You Can Adopt’s “A Welcome Home” Campaign Reminds Us That Love, Not Perfection, Makes a Family
As National Adoption Week (20–26 October) coincides with Black History Month, You Can Adopt is calling for more Black families to consider adoption with its new campaign, A Welcome Home. The initiative challenges one of the biggest misconceptions surrounding adoption: that a child needs a perfect home.
A Welcome Home celebrates the warmth and beauty of everyday family life, where love, belonging, and culture matter far more than ideal conditions. A new survey of 500 adoptive parents in England found that 86% had once worried their homes weren’t good enough to adopt. In reality, 41% live in homes with two bedrooms or fewer, 65% don’t have a garden, and a quarter rent their homes. Yet these are the places where children have found safety, identity, and affection.
Amid a cost-of-living crisis, adoption agencies report a 12% drop in people coming forward to adopt compared with last year. The result is longer waiting times for children, particularly for those from Black and Mixed heritage backgrounds, who wait on average five months longer for a permanent home. Although they make up around 7% of children in care, they account for just 2% of those adopted.
For many Black families, home is about more than bricks and walls; it’s where culture and identity take root. Research from You Can Adopt shows that one in five adopters believe it’s important for a child to grow up in a home that reflects their ethnic or cultural heritage. Jennifer, an adoptive mother of two boys, recalls, “When we adopted our first son, we were worried that we didn’t have the perfect home. But we soon realised that what he needed most wasn’t perfection, it was love, empathy, structure and to see himself reflected in his home. Every family story, every celebration and every cultural meal, that’s what makes our home complete.”
To bring that message to life, You Can Adopt has launched A Welcome Home, an immersive installation now open in London and Leeds. Co-created with adoptive families and inspired by the memories and imaginations of adopted children, it transforms the kitchen, often described as the heart of the home, into a celebration of the messy, loving realities of family life.
“When I adopted my daughter, it was in the kitchen that we bonded over meals, music, and mess,” says Jacqui, another adoptive mother. “‘A Welcome Home’ shows that adoption isn’t about perfection; it’s about belonging. It’s about giving a child a place at your table and that’s where love truly grows.”
Many who go on to adopt once doubted their ability to parent, their income, or the size of their home. Yet their courage to take that first step has changed countless lives.
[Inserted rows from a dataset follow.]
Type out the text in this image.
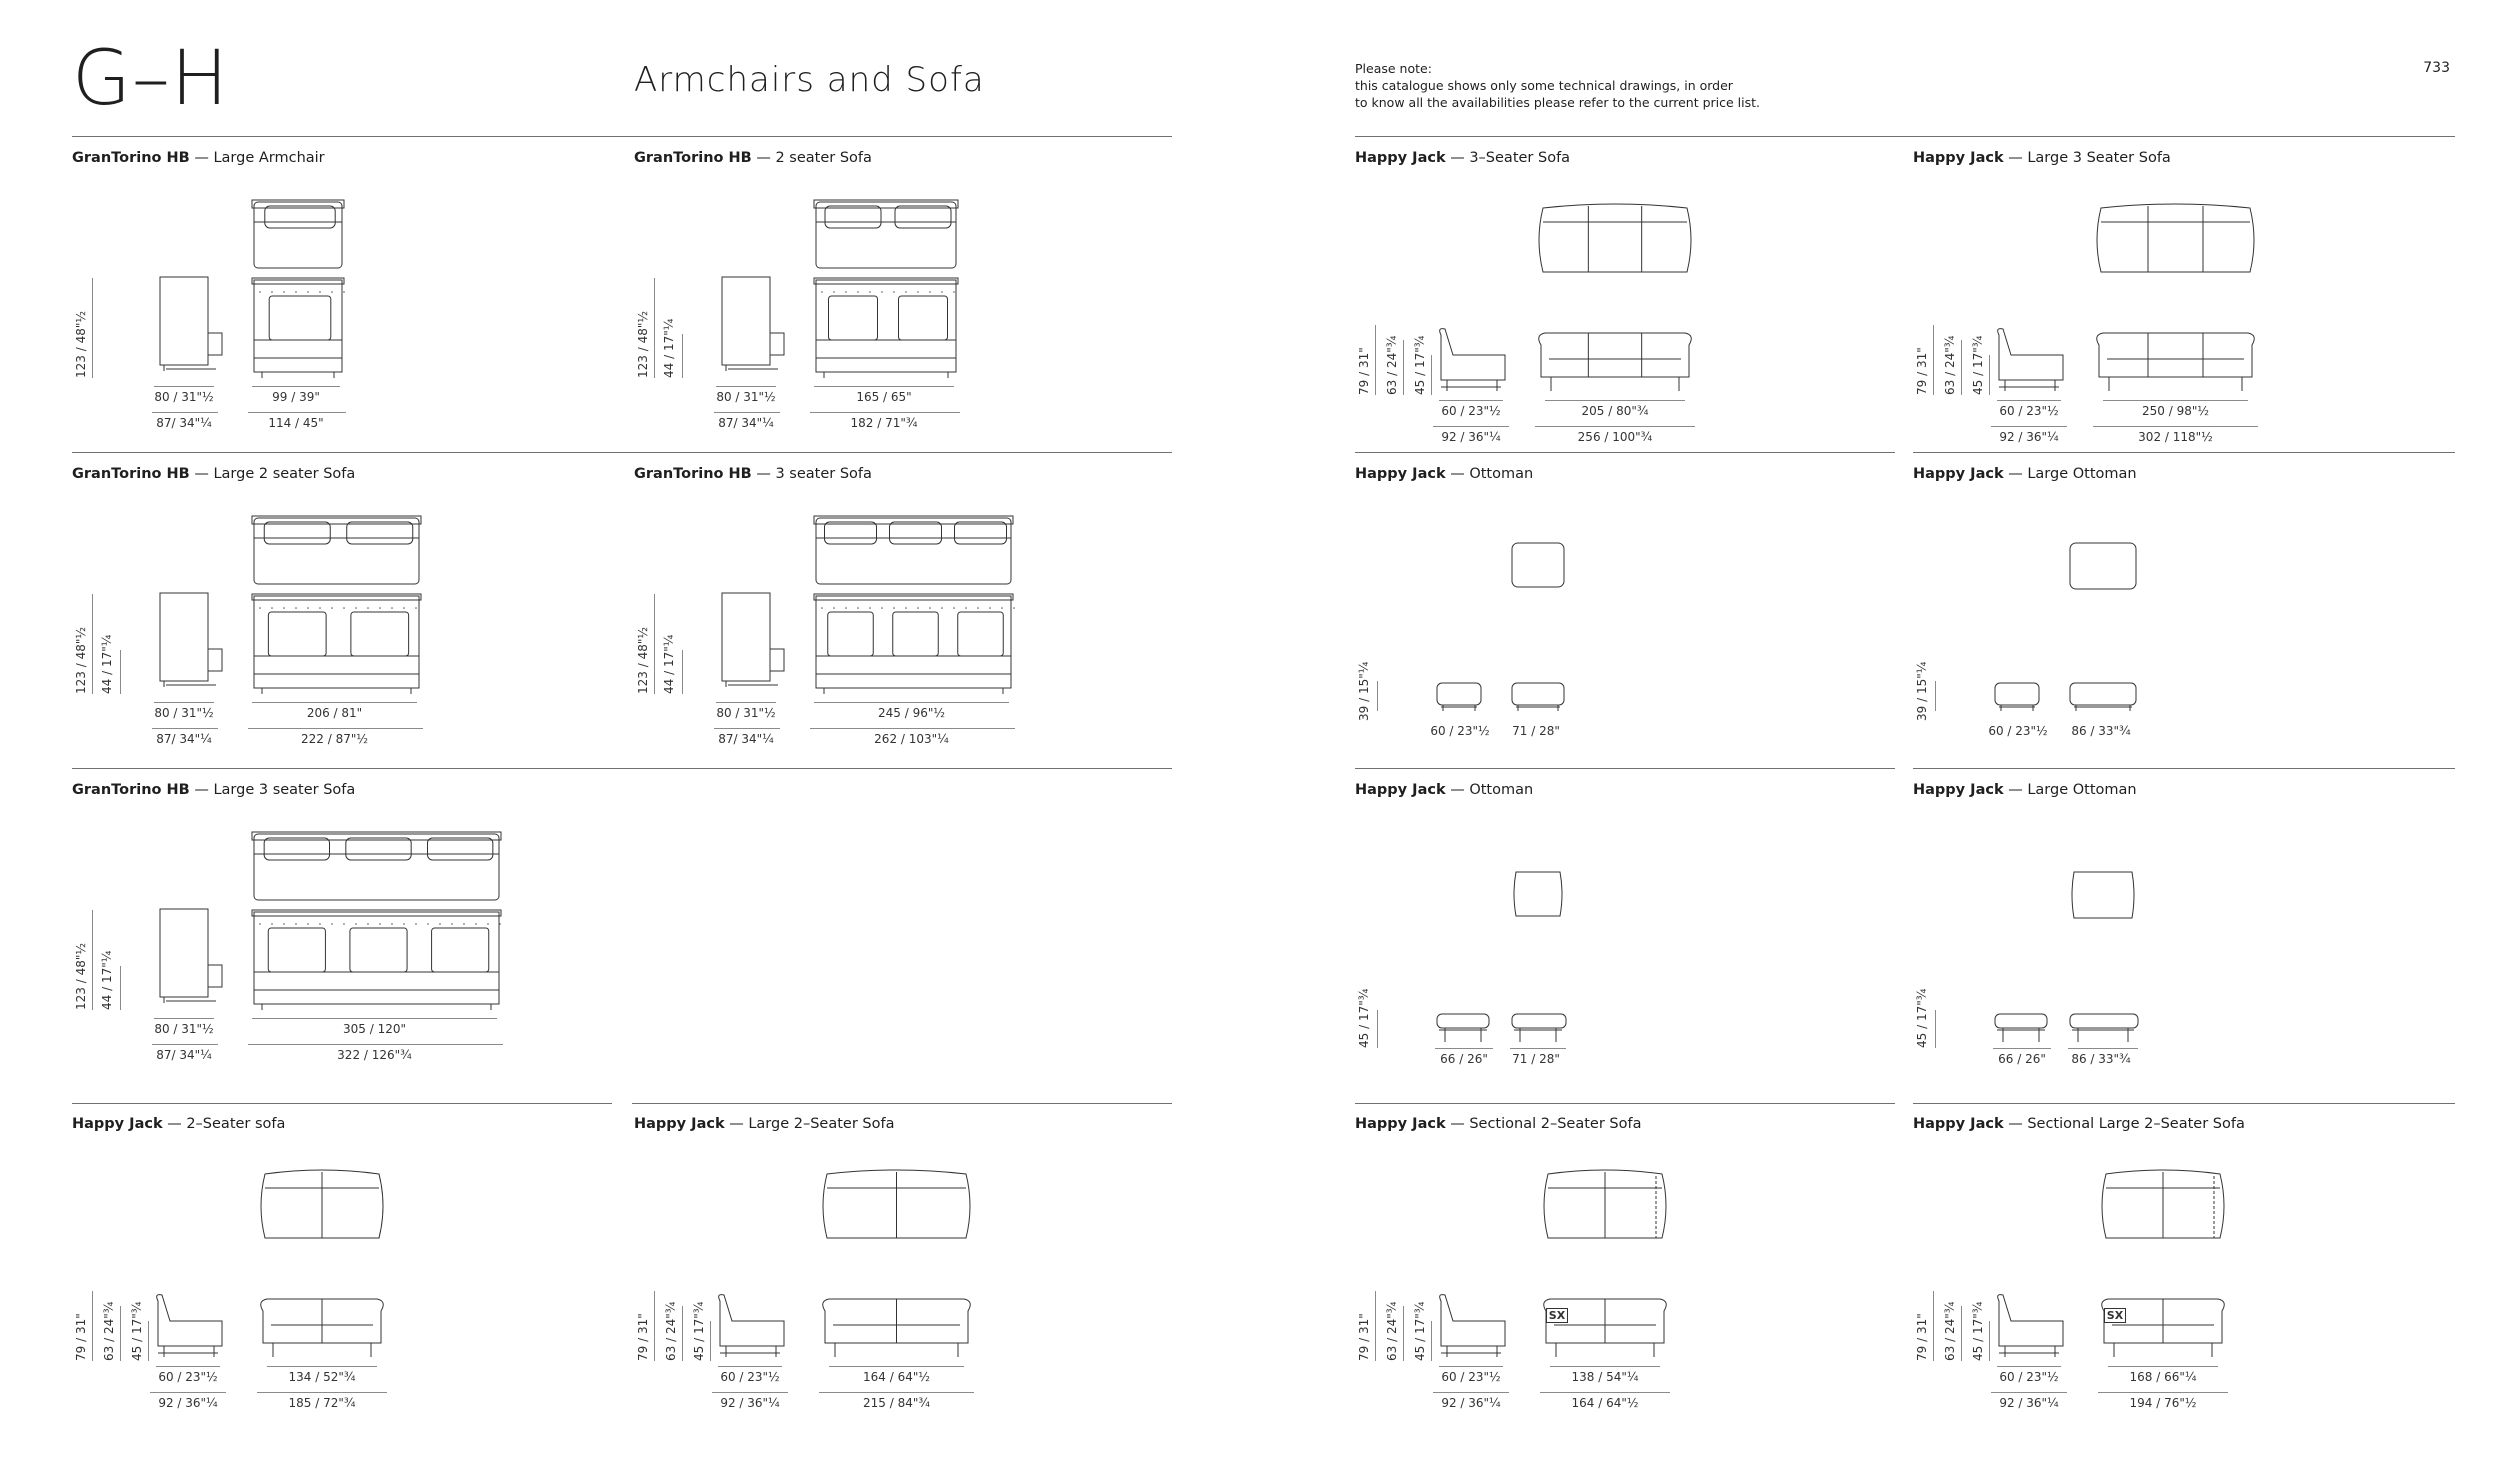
G–H	Armchairs and Sofa	Please note:
this catalogue shows only some technical drawings, in order
to know all the availabilities please refer to the current price list.
733
GranTorino HB — Large Armchair
123 / 48"½
80 / 31"½
87/ 34"¼
99 / 39"
114 / 45"
GranTorino HB — 2 seater Sofa
123 / 48"½ 44 / 17"¼
80 / 31"½
87/ 34"¼
165 / 65"
182 / 71"¾
GranTorino HB — Large 2 seater Sofa
123 / 48"½ 44 / 17"¼
80 / 31"½
87/ 34"¼
206 / 81"
222 / 87"½
GranTorino HB — 3 seater Sofa
123 / 48"½ 44 / 17"¼
80 / 31"½
87/ 34"¼
245 / 96"½
262 / 103"¼
GranTorino HB — Large 3 seater Sofa
123 / 48"½ 44 / 17"¼
80 / 31"½
87/ 34"¼
305 / 120"
322 / 126"¾
Happy Jack — 2–Seater sofa
79 / 31" 63 / 24"¾ 45 / 17"¾
60 / 23"½
92 / 36"¼
134 / 52"¾
185 / 72"¾
Happy Jack — Large 2–Seater Sofa
79 / 31" 63 / 24"¾ 45 / 17"¾
60 / 23"½
92 / 36"¼
164 / 64"½
215 / 84"¾
Happy Jack — 3–Seater Sofa
79 / 31" 63 / 24"¾ 45 / 17"¾
60 / 23"½
92 / 36"¼
205 / 80"¾
256 / 100"¾
Happy Jack — Large 3 Seater Sofa
79 / 31" 63 / 24"¾ 45 / 17"¾
60 / 23"½
92 / 36"¼
250 / 98"½
302 / 118"½
Happy Jack — Ottoman
39 / 15"¼
60 / 23"½	71 / 28"
Happy Jack — Large Ottoman
39 / 15"¼
60 / 23"½	86 / 33"¾
Happy Jack — Ottoman
45 / 17"¾
66 / 26"	71 / 28"
Happy Jack — Large Ottoman
45 / 17"¾
66 / 26"	86 / 33"¾
Happy Jack — Sectional 2–Seater Sofa
SX
79 / 31" 63 / 24"¾ 45 / 17"¾
60 / 23"½
92 / 36"¼
138 / 54"¼
164 / 64"½
Happy Jack — Sectional Large 2–Seater Sofa
SX
79 / 31" 63 / 24"¾ 45 / 17"¾
60 / 23"½
92 / 36"¼
168 / 66"¼
194 / 76"½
Audrey Bouazizi, Head of Adopt London South and member of the Black Adoption Project’s steering committee, says, “Black children and those from mixed African or Caribbean heritage face some of the longest delays to finding an adoptive home. This is because there are not enough adopters coming forward to meet their cultural and identity needs. We want to show that your story, your culture, and your care can be exactly what a child is waiting for.”
Adoption is rarely straightforward, and few ever feel entirely ready. More than half of adopters say that nobody ever feels truly prepared for parenting. But with support available at every step, the journey begins with a single, life-changing decision. Because a welcome home isn’t a perfect one, it’s a place where love and belonging take root.